О выполнении задания командир «Д-5» старший лейтенант И. Я. Трофимов и комиссар старший политрук Д. А. Дубина по возвращении в Новороссийск докладывали очень скупо:
«В 03 ч. 00 м. закончил выгрузку боеприпасов и выкачку бензина. Принял на борт тяжело раненных 38 человек и эвакуированных работников с семьями Севастопольского горкома 41 человек. Вышли из Камышевой бухты 03 ч. 15 м. Обстановка во время перехода: имел встречи с самолетами и одним торпедным катером. Во всех случаях уклонялся срочным погружением и уходил на глубину. После ухода под воду следовали бомбовые удары. С 04 ч. 20 м. до 08. 32 м. противник сбросил свыше 100 бомб»[3]3
Архив ИО ГМШ ВМФ, дело 1969, л. 93–98.
[Закрыть].
Иван Яковлевич Трофимов – один из выдающихся боевых командиров подводных кораблей Черноморского флота. Высоко оценивали его боевые действия старейшие подводники флота контр-адмирал П. И. Болтунов, капитан 1 ранга М. Г. Соловьев и А. В. Крестовский. И сейчас, спустя много лет после всех событий, связанных с походами в осажденный Севастополь, ветераны-подводники вспоминают И. Я. Трофимова добрым словом.
В 1934 году Иван Яковлевич с первого курса Донецкого химического института пошел добровольцем по путевке обкома комсомола в Высшее военно-морское училище имени М. В. Фрунзе. Успешно закончил учебу. С радостью воспринял назначение на подводную лодку «Д-5» командиром рулевой группы. Через год получил назначение штурманом дивизиона. После окончания курсов подводного плавания два года был помощником командира на «Д-5».

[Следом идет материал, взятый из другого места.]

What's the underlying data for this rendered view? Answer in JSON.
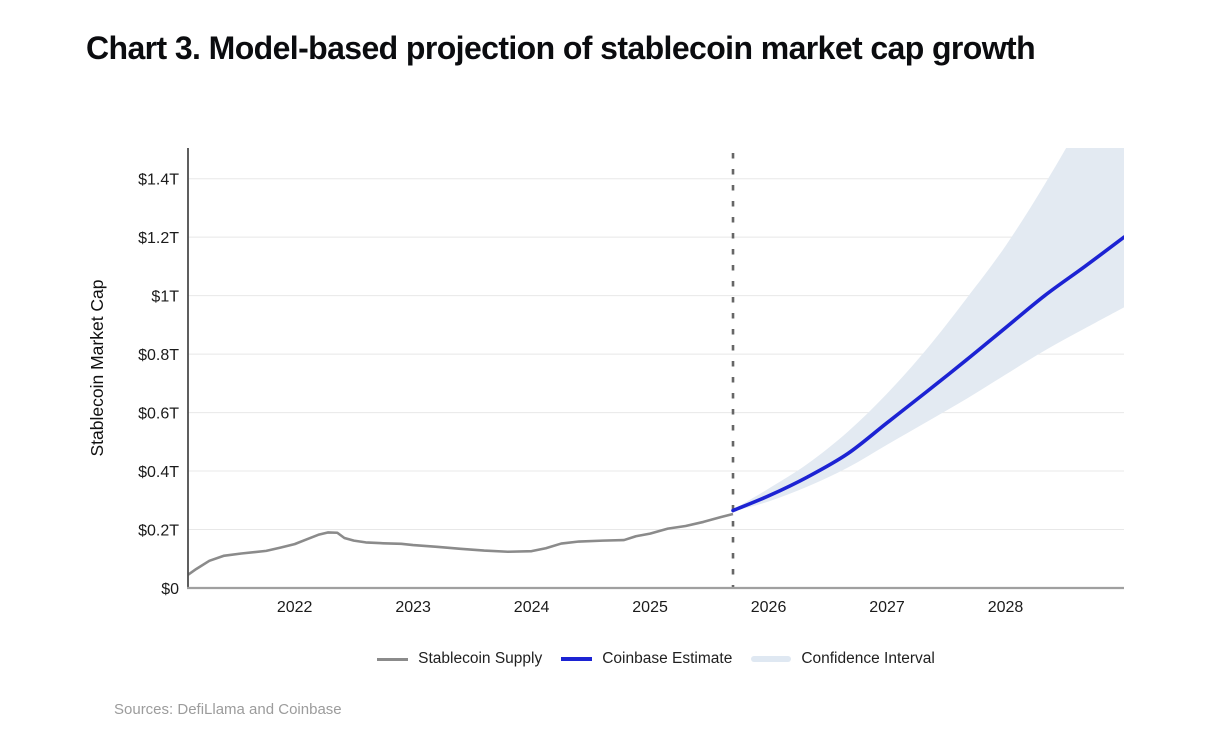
{
  "title": "Chart 3. Model-based projection of stablecoin market cap growth",
  "source": "Sources: DefiLlama and Coinbase",
  "colors": {
    "historical_line": "#8b8b8b",
    "estimate_line": "#1c23d3",
    "confidence_band": "#e3eaf2",
    "legend_band_swatch": "#dfe8f2",
    "divider": "#666666",
    "gridline": "#e8e8e8",
    "axis_left": "#4d4d4d",
    "axis_bottom": "#a0a0a0",
    "title_text": "#0b0c0f",
    "tick_text": "#1b1b1b",
    "source_text": "#9c9c9c"
  },
  "chart_data": {
    "type": "line",
    "title": "Chart 3. Model-based projection of stablecoin market cap growth",
    "xlabel": "",
    "ylabel": "Stablecoin Market Cap",
    "x_range": [
      2021.1,
      2029.0
    ],
    "y_range": [
      0,
      1.505
    ],
    "forecast_start_x": 2025.7,
    "grid": "horizontal",
    "legend_position": "bottom",
    "x_ticks": [
      {
        "value": 2022,
        "label": "2022"
      },
      {
        "value": 2023,
        "label": "2023"
      },
      {
        "value": 2024,
        "label": "2024"
      },
      {
        "value": 2025,
        "label": "2025"
      },
      {
        "value": 2026,
        "label": "2026"
      },
      {
        "value": 2027,
        "label": "2027"
      },
      {
        "value": 2028,
        "label": "2028"
      }
    ],
    "y_ticks": [
      {
        "value": 0,
        "label": "$0"
      },
      {
        "value": 0.2,
        "label": "$0.2T"
      },
      {
        "value": 0.4,
        "label": "$0.4T"
      },
      {
        "value": 0.6,
        "label": "$0.6T"
      },
      {
        "value": 0.8,
        "label": "$0.8T"
      },
      {
        "value": 1.0,
        "label": "$1T"
      },
      {
        "value": 1.2,
        "label": "$1.2T"
      },
      {
        "value": 1.4,
        "label": "$1.4T"
      }
    ],
    "series": [
      {
        "name": "Stablecoin Supply",
        "type": "line",
        "color": "#8b8b8b",
        "units": "trillion USD",
        "points": [
          [
            2021.1,
            0.045
          ],
          [
            2021.17,
            0.065
          ],
          [
            2021.28,
            0.093
          ],
          [
            2021.4,
            0.11
          ],
          [
            2021.55,
            0.118
          ],
          [
            2021.76,
            0.127
          ],
          [
            2021.88,
            0.138
          ],
          [
            2022,
            0.15
          ],
          [
            2022.1,
            0.166
          ],
          [
            2022.2,
            0.182
          ],
          [
            2022.28,
            0.19
          ],
          [
            2022.36,
            0.189
          ],
          [
            2022.42,
            0.171
          ],
          [
            2022.5,
            0.162
          ],
          [
            2022.6,
            0.156
          ],
          [
            2022.75,
            0.153
          ],
          [
            2022.9,
            0.151
          ],
          [
            2023,
            0.147
          ],
          [
            2023.2,
            0.141
          ],
          [
            2023.4,
            0.134
          ],
          [
            2023.6,
            0.128
          ],
          [
            2023.8,
            0.124
          ],
          [
            2024,
            0.126
          ],
          [
            2024.12,
            0.136
          ],
          [
            2024.25,
            0.152
          ],
          [
            2024.4,
            0.159
          ],
          [
            2024.6,
            0.162
          ],
          [
            2024.78,
            0.164
          ],
          [
            2024.88,
            0.177
          ],
          [
            2025,
            0.186
          ],
          [
            2025.15,
            0.203
          ],
          [
            2025.3,
            0.212
          ],
          [
            2025.45,
            0.226
          ],
          [
            2025.6,
            0.243
          ],
          [
            2025.7,
            0.253
          ]
        ]
      },
      {
        "name": "Coinbase Estimate",
        "type": "line",
        "color": "#1c23d3",
        "units": "trillion USD",
        "points": [
          [
            2025.7,
            0.265
          ],
          [
            2026,
            0.315
          ],
          [
            2026.33,
            0.38
          ],
          [
            2026.67,
            0.46
          ],
          [
            2027,
            0.565
          ],
          [
            2027.33,
            0.67
          ],
          [
            2027.67,
            0.78
          ],
          [
            2028,
            0.89
          ],
          [
            2028.33,
            1.0
          ],
          [
            2028.67,
            1.1
          ],
          [
            2029,
            1.2
          ]
        ]
      },
      {
        "name": "Confidence Interval",
        "type": "band",
        "color": "#e3eaf2",
        "units": "trillion USD",
        "upper": [
          [
            2025.7,
            0.268
          ],
          [
            2026,
            0.34
          ],
          [
            2026.33,
            0.425
          ],
          [
            2026.67,
            0.535
          ],
          [
            2027,
            0.665
          ],
          [
            2027.33,
            0.815
          ],
          [
            2027.67,
            0.99
          ],
          [
            2028,
            1.17
          ],
          [
            2028.33,
            1.38
          ],
          [
            2028.67,
            1.62
          ],
          [
            2029,
            1.88
          ]
        ],
        "lower": [
          [
            2025.7,
            0.262
          ],
          [
            2026,
            0.296
          ],
          [
            2026.33,
            0.347
          ],
          [
            2026.67,
            0.412
          ],
          [
            2027,
            0.49
          ],
          [
            2027.33,
            0.567
          ],
          [
            2027.67,
            0.647
          ],
          [
            2028,
            0.73
          ],
          [
            2028.33,
            0.812
          ],
          [
            2028.67,
            0.888
          ],
          [
            2029,
            0.96
          ]
        ]
      }
    ]
  }
}
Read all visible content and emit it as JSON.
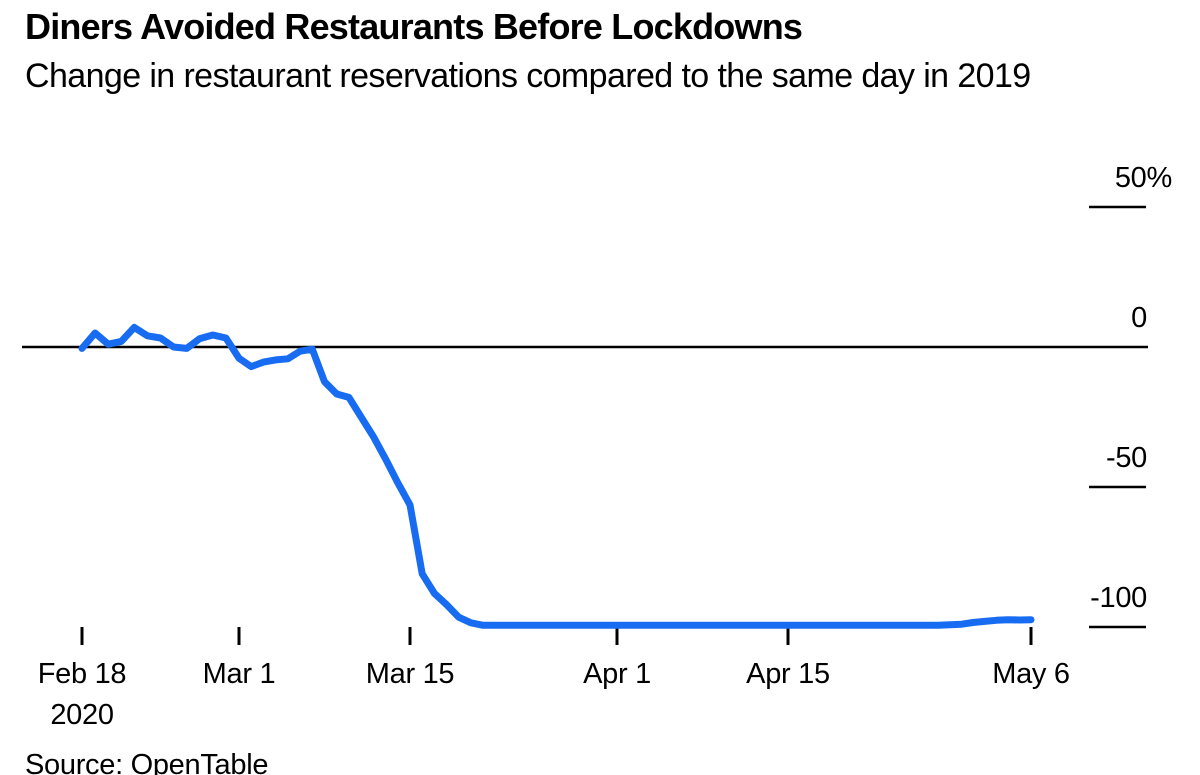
{
  "chart_data": {
    "type": "line",
    "title": "Diners Avoided Restaurants Before Lockdowns",
    "subtitle": "Change in restaurant reservations compared to the same day in 2019",
    "source": "Source: OpenTable",
    "unit": "%",
    "x_start": "Feb 18 2020",
    "x_end": "May 6 2020",
    "x_step": "daily",
    "ylim": [
      -112,
      62
    ],
    "zero_line": true,
    "grid": false,
    "legend": "none",
    "line_color": "#186cf2",
    "axis_color": "#000000",
    "x_ticks": [
      {
        "day": 0,
        "label": "Feb 18",
        "sublabel": "2020"
      },
      {
        "day": 12,
        "label": "Mar 1",
        "sublabel": ""
      },
      {
        "day": 26,
        "label": "Mar 15",
        "sublabel": ""
      },
      {
        "day": 43,
        "label": "Apr 1",
        "sublabel": ""
      },
      {
        "day": 57,
        "label": "Apr 15",
        "sublabel": ""
      },
      {
        "day": 78,
        "label": "May 6",
        "sublabel": ""
      }
    ],
    "y_ticks": [
      {
        "value": 50,
        "label": "50%"
      },
      {
        "value": 0,
        "label": "0"
      },
      {
        "value": -50,
        "label": "-50"
      },
      {
        "value": -100,
        "label": "-100"
      }
    ],
    "values": [
      -0.5,
      5,
      1,
      2,
      7,
      4,
      3.2,
      0,
      -0.5,
      3,
      4.3,
      3.2,
      -4,
      -7,
      -5.4,
      -4.6,
      -4.2,
      -1.5,
      -0.8,
      -12.4,
      -16.8,
      -18,
      -25,
      -32,
      -40,
      -48.5,
      -56.4,
      -81,
      -88,
      -92,
      -96.5,
      -98.5,
      -99.4,
      -99.4,
      -99.4,
      -99.4,
      -99.4,
      -99.4,
      -99.4,
      -99.4,
      -99.4,
      -99.4,
      -99.4,
      -99.4,
      -99.4,
      -99.4,
      -99.4,
      -99.4,
      -99.4,
      -99.4,
      -99.4,
      -99.4,
      -99.4,
      -99.4,
      -99.4,
      -99.4,
      -99.4,
      -99.4,
      -99.4,
      -99.4,
      -99.4,
      -99.4,
      -99.4,
      -99.4,
      -99.4,
      -99.4,
      -99.4,
      -99.4,
      -99.4,
      -99.4,
      -99.4,
      -99.2,
      -99,
      -98.4,
      -98,
      -97.6,
      -97.4,
      -97.5,
      -97.4
    ]
  }
}
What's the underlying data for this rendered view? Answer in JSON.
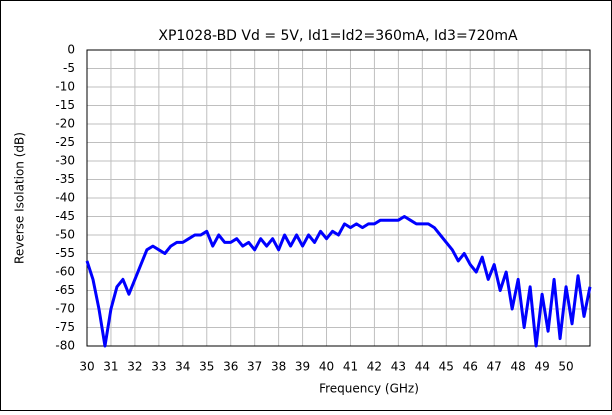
{
  "chart_data": {
    "type": "line",
    "title": "XP1028-BD Vd = 5V, Id1=Id2=360mA, Id3=720mA",
    "x_label": "Frequency (GHz)",
    "y_label": "Reverse Isolation (dB)",
    "x": [
      30,
      30.25,
      30.5,
      30.75,
      31,
      31.25,
      31.5,
      31.75,
      32,
      32.25,
      32.5,
      32.75,
      33,
      33.25,
      33.5,
      33.75,
      34,
      34.25,
      34.5,
      34.75,
      35,
      35.25,
      35.5,
      35.75,
      36,
      36.25,
      36.5,
      36.75,
      37,
      37.25,
      37.5,
      37.75,
      38,
      38.25,
      38.5,
      38.75,
      39,
      39.25,
      39.5,
      39.75,
      40,
      40.25,
      40.5,
      40.75,
      41,
      41.25,
      41.5,
      41.75,
      42,
      42.25,
      42.5,
      42.75,
      43,
      43.25,
      43.5,
      43.75,
      44,
      44.25,
      44.5,
      44.75,
      45,
      45.25,
      45.5,
      45.75,
      46,
      46.25,
      46.5,
      46.75,
      47,
      47.25,
      47.5,
      47.75,
      48,
      48.25,
      48.5,
      48.75,
      49,
      49.25,
      49.5,
      49.75,
      50,
      50.25,
      50.5,
      50.75,
      51
    ],
    "series": [
      {
        "color": "#0000ff",
        "values": [
          -57,
          -62,
          -70,
          -80,
          -70,
          -64,
          -62,
          -66,
          -62,
          -58,
          -54,
          -53,
          -54,
          -55,
          -53,
          -52,
          -52,
          -51,
          -50,
          -50,
          -49,
          -53,
          -50,
          -52,
          -52,
          -51,
          -53,
          -52,
          -54,
          -51,
          -53,
          -51,
          -54,
          -50,
          -53,
          -50,
          -53,
          -50,
          -52,
          -49,
          -51,
          -49,
          -50,
          -47,
          -48,
          -47,
          -48,
          -47,
          -47,
          -46,
          -46,
          -46,
          -46,
          -45,
          -46,
          -47,
          -47,
          -47,
          -48,
          -50,
          -52,
          -54,
          -57,
          -55,
          -58,
          -60,
          -56,
          -62,
          -58,
          -65,
          -60,
          -70,
          -62,
          -75,
          -64,
          -80,
          -66,
          -76,
          -62,
          -78,
          -64,
          -74,
          -61,
          -72,
          -64
        ]
      }
    ],
    "xlim": [
      30,
      51
    ],
    "xticks": [
      30,
      31,
      32,
      33,
      34,
      35,
      36,
      37,
      38,
      39,
      40,
      41,
      42,
      43,
      44,
      45,
      46,
      47,
      48,
      49,
      50
    ],
    "ylim": [
      -80,
      0
    ],
    "yticks": [
      0,
      -5,
      -10,
      -15,
      -20,
      -25,
      -30,
      -35,
      -40,
      -45,
      -50,
      -55,
      -60,
      -65,
      -70,
      -75,
      -80
    ],
    "grid": true
  }
}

«Подготовлен для самостоятельного управления подводной лодкой и умело управляет ею. В бою спокоен, решителен и смел». Так аттестовал Трофимова командир 1-го дивизиона бригады подводных лодок Черноморского флота капитан 2 ранга Н. Д. Новиков, который был на лодке в боевом походе и наблюдал за действиями командира.
С мая 1942 года И. Я. Трофимов – командир подводной лодки «Д-5», а потом командир подводной лодки «Д-4».
«За период войны по 1 ноября 1943 года капитан-лейтенант И. Я. Трофимов совершил 17 боевых походов. Из них 4 помощником и 13 командиром лодки. В результате личных боевых действий за период с начала командования подводной лодкой по ноябрь 1943 года потопил 4 корабля противника»[4]4
Архив ИО ГМШ ВМФ, Личное дело И. Я. Трофимова.
[Закрыть].
11 декабря 1943 года при выполнении боевого задания подводная лодка «Д-4» под командованием капитан-лейтенанта И. Я. Трофимова погибла в бою за Родину.
Подводная лодка «М-32», приняв в Новороссийске 8 тонн боеприпасов и около 6 тонн авиационного бензина, вышла в Севастополь 21 июня.
Командир «М-32» капитан-лейтенант Николай Александрович Колтыпин был опытным боевым подводником. Еще в финскую кампанию на Балтике принимал он участие в боевых походах на «Щ-311». За успешное выполнение боевого задания его наградили медалью «За боевые заслуги». С 1940 года Н. А. Колтыпин – командир подводной лодки «М-32».
22 июня в 21 час 35 минут лодка вышла в Стрелецкую бухту и приступила к разгрузке и выкачке бензина, хотя артиллерийский обстрел не прекращался.